De olho nesse movimento, a montadora chinesa mantém quase 5 mil engenheiros dedicados exclusivamente a projetos de direção autônoma, segundo o executivo.

No Brasil, a companhia anunciou neste ano um investimento de R$ 300 milhões na criação de um centro de pesquisa no complexo do Aeroporto do Galeão, no Rio de Janeiro. O projeto será voltado ao desenvolvimento de inovações em mobilidade, com destaque para a direção autônoma. O espaço também armazenará os dados coletados pela BYD no mercado sul-americano.

“Somos muito mais do que puramente uma fabricante de automóveis. A BYD é uma empresa de tecnologia”, disse, destacando a fabricação de semicondutores e componentes eletrônicos.

Na prática, a integração de diferentes frentes tecnológicas se traduz em recursos incorporados aos veículos. O executivo citou como exemplo um modelo da Denza, MARCA de luxo do grupo, que permite acionar pelo celular manobras remotas de estacionamento.

Além dos recursos oferecidos aos motoristas, a conectividade transforma os dados gerados pelos veículos em insumos para a tomada de decisões. “Hoje, um dos mais importantes ativos é a informação”, afirmou. O volume de dados ajuda a identificar onde os investimentos podem ser mais efetivos.

É nesse contexto que entra a BYD Recharge. A plataforma permite analisar as jornadas dos veículos e identificar onde é mais eficiente investir diretamente em infraestrutura de recarga ou estimular outras empresas a ampliar a rede.

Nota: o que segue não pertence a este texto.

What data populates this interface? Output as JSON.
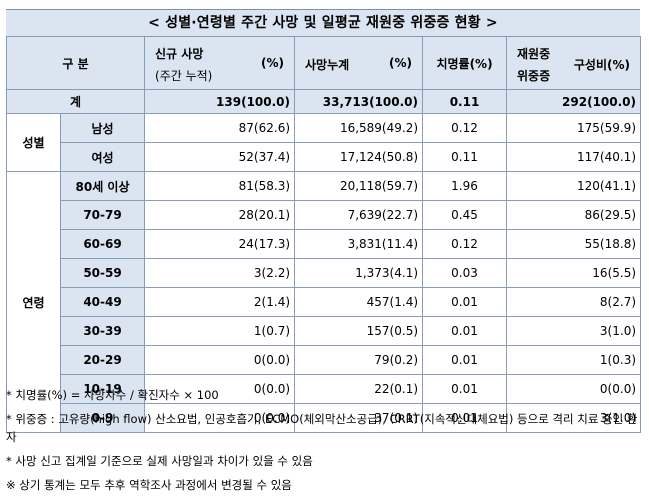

“Esses ecossistemas tecnológicos nos permitirão coletar informações dentro das regulações e das leis brasileiras para que possamos promover cada vez mais uma experiência agradável e absorver a tecnologia”, disse Baldy.

Bruno Lasansky, CEO da Localiza&Co

A BYD e a Localiza também mantêm um acordo comercial, anunciado em fevereiro de 2026, que prevê a compra de 10 mil veículos híbridos e elétricos pela locadora nos próximos dois anos.

“O importante é que empresas como as nossas estão se preparando e investindo para esse futuro. Vamos aproveitar os acertos e os erros daqueles países que tiveram uma adoção mais rápida”, afirmou Bruno Lasansky, CEO da Localiza&Co.

Lasansky destacou que a inteligência artificial e os dados gerados por mais de 600 mil veículos conectados já são utilizados pela Localiza em três frentes.

“A primeira é transformar a experiência do cliente. A segunda é trazer muito mais eficiência na gestão da frota. E a terceira é cuidar das pessoas e aumentar a segurança”, disse o CEO da Localiza.

Entre as aplicações já em uso, ressaltou a abertura do veículo por reconhecimento facial, o diagnóstico remoto de problemas mecânicos e a detecção de colisões. A telemetria também permite identificar comportamentos de risco, como excesso de velocidade e períodos prolongados ao volante.